Die Mutter eine Mädchens der 8. Klasse, bezieht Leistungen nach dem Sozialgesetzbuch II (SGB II/Hartz IV). Beim Jobcenter Thüringen beantragte die Mutter die Übernahme der Kosten für einen Computer sowie Drucker nebst Zubehör für den Schulunterricht. Dieser Antrag wurde seitens des Jobcenters abgelehnt. Ebenfalls verneinte das Sozialgericht Nordhausen im einstweiligen Rechtsschutzverfahren einen Anspruch.
Ganz anders entschied das Landessozialgericht Thüringen: "Das Thüringer Landessozialgericht hat auf die Beschwerde der Antragstellerin hin durch Beschluss vom 8. Januar 2021 den Beschluss des Sozialgerichts abgeändert und das Jobcenter im Wege der Einstweiligen Anordnung verpflichtet, der Antragstellerin ein internetfähiges Endgerät nebst Zubehör (Bildschirm, Tastatur, Maus, Drucker und drei Druckerpatronen) zur Verfügung zu stellen. Alternativ hat es dem Jobcenter gestattet, diese Verpflichtung auch dadurch zu erfüllen, dass es die Kosten in Höhe von maximal 500,00 Euro für die Beschaffung durch die Antragstellerin selbst übernimmt. Im Übrigen hat der Senat die Beschwerde zurückgewiesen.", teilte das Landessozialgericht hierzu mit.

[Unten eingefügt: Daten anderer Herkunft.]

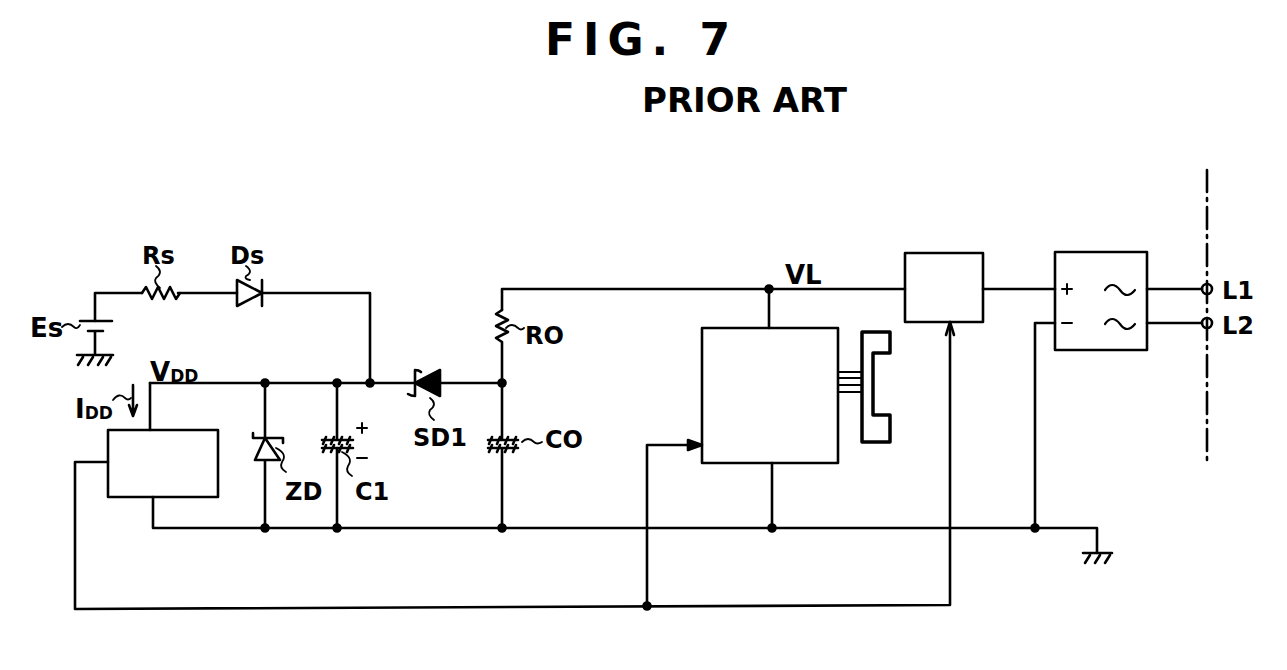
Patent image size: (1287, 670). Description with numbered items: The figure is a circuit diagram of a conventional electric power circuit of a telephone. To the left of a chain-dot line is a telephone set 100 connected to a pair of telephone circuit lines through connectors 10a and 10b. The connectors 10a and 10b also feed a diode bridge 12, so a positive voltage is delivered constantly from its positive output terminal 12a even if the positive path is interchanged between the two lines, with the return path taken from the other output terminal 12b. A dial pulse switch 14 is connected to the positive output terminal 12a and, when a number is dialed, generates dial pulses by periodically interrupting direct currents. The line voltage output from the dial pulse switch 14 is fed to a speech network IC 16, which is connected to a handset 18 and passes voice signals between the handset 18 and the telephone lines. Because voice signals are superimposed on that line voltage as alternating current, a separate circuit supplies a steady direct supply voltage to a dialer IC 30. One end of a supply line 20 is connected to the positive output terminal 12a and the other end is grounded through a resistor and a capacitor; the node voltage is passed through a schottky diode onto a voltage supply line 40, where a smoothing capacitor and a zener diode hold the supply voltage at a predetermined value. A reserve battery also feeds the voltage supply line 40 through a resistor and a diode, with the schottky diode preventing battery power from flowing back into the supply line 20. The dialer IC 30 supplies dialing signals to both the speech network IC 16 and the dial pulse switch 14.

Allerdings verwies das Landessozialgericht (LSG) darauf, dass die Antragstellerin jedoch keinen Anspruch auf das von ihr ausgewählte Gerät hat, dessen Preis sie im Verwaltungsverfahren mit 720,00 Euro ohne Druckerpatronen beziffert hat. Das LSG weiter: "Nach dem SGB Il besteht kein Anspruch auf bestmögliche Versorgung, sondern nur auf Befriedigung einfacher und grundlegender Bedürfnisse. Die Antragstellerin muss sich daher auf ein kostengünstiges und gegebenenfalls gebrauchtes zweckentsprechendes Gerät verweisen lassen. Die Verpflichtung aus der Einstweiligen Anordnung kann der Antragsgegner erfüllen, indem er der Antragstellerin entweder ein internetfähiges Endgerät nebst Zubehör zur Verfügung stellt.". Die Entscheidung ist unanfechtbar, so das LSG (Az.: L 9 AS 862/20 B ER).

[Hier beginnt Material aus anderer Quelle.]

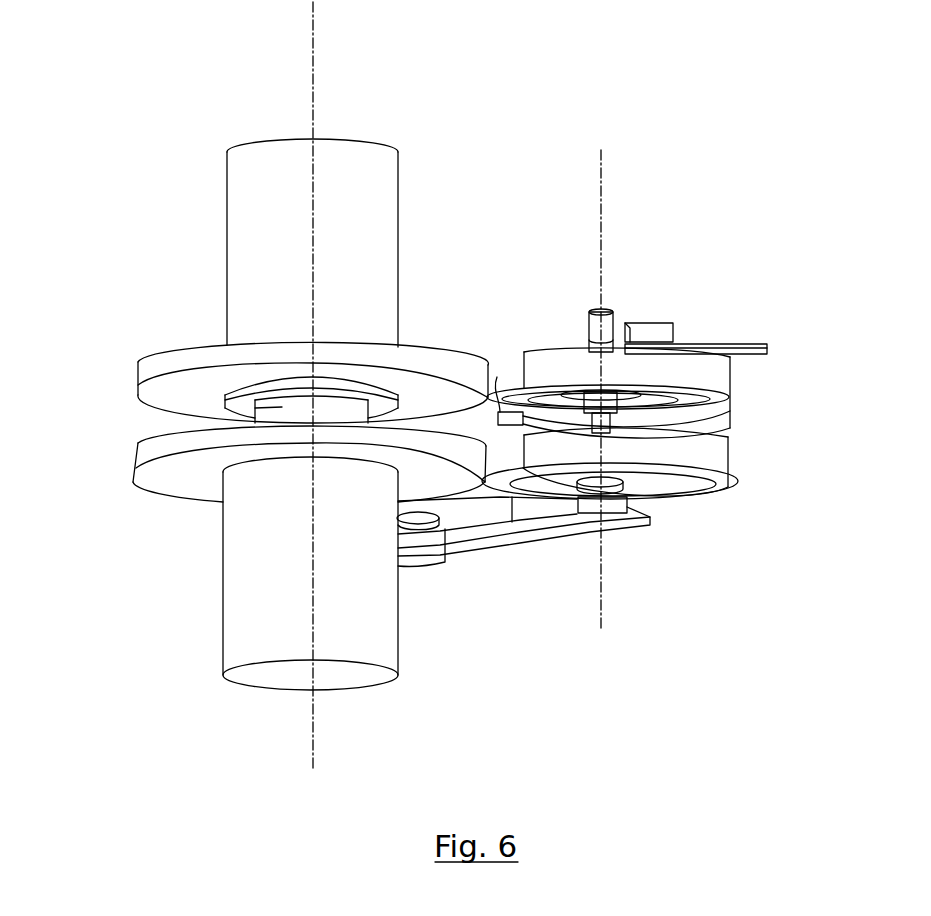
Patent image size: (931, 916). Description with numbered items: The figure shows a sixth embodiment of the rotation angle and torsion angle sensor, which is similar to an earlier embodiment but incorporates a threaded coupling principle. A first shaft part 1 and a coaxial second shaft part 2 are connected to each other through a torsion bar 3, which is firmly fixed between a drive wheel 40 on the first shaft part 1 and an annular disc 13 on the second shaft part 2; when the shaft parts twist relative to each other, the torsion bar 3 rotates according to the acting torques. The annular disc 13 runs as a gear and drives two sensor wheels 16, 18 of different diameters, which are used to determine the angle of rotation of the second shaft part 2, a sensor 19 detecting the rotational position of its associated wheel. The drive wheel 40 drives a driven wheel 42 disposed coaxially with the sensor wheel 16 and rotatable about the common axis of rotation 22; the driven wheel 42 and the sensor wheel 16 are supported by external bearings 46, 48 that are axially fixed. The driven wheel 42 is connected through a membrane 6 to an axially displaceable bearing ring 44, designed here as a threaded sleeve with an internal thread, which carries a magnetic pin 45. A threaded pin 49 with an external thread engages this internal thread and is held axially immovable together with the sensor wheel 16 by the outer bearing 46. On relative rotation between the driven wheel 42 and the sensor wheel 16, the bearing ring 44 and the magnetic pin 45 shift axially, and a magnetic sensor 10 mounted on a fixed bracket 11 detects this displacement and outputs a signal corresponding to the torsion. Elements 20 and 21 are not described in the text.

Leider kommt es immer wieder vor, dass die Jobcenter Anträge auf Mehrbedarf für bestimmte notwendige Dinge abweist und begründet dieses damit, dass dieser Bedarf über den Regelbedarf abgedeckt sind. Für 2021 sieht der Regebedarf folgendes vor:
Nahrung, alkoholfreie Getränke | 154,78 € |
Freizeit, Unterhaltung, Kultur | 43,52 € |
Post und Telekommunikation | 39,88 € |
Bekleidung, Schuhe | 37,01 € |
Wohnen, Energie, Wohninstandhaltung | 38,32 € |
Innenausstattung, Haushaltsgeräte und -gegenstände | 27,17 € |
andere Waren und Dienstleistungen | 35,53 € |
Verkehr | 40,01 € |
Gesundheitspflege | 17,02 € |
Beherbergungs- und Gaststättendienstleistungen | 11,65 € |
Bildung | 1,61 € |
Rechnerisch ließen sich zwar einige Bedarfe durch die Corona-Krise umrechnen, doch die Corona-Krise sorgt für neue finanzielle Belastungen, wie die Zusatzkosten durch die Hygienemaßnahmen. Ob medizinische Masken (Hier nachzulesen: Bundesregierung zu Hartz IV – Wer zahlt die medizinischen oder FFP2-Masken bei Menschen mit Grundsicherung?) oder Desinfektionsmittel, sowie zusätzliche Kommunikationskosten, da viele Ämter nur noch auf elektronischem Weg erreichbar sind.
Mittlerweile sind viele Solo- Selbstständige oder Kleinunternehmer auf Hartz IV Leistungen angewiesen, Finanzreserven aufgebraucht. Ob die Jobcenter mit solchen Grundhaltungen wirklich dazu beitragen, dass die Menschen auch psychisch die Pandemie unbeschadet überwinden, wird sicherlich noch zu diskutieren sein. Außer von den Oppositionsparteien, scheinen die sozialen Schicksale politisch kaum Bedeutung zu haben.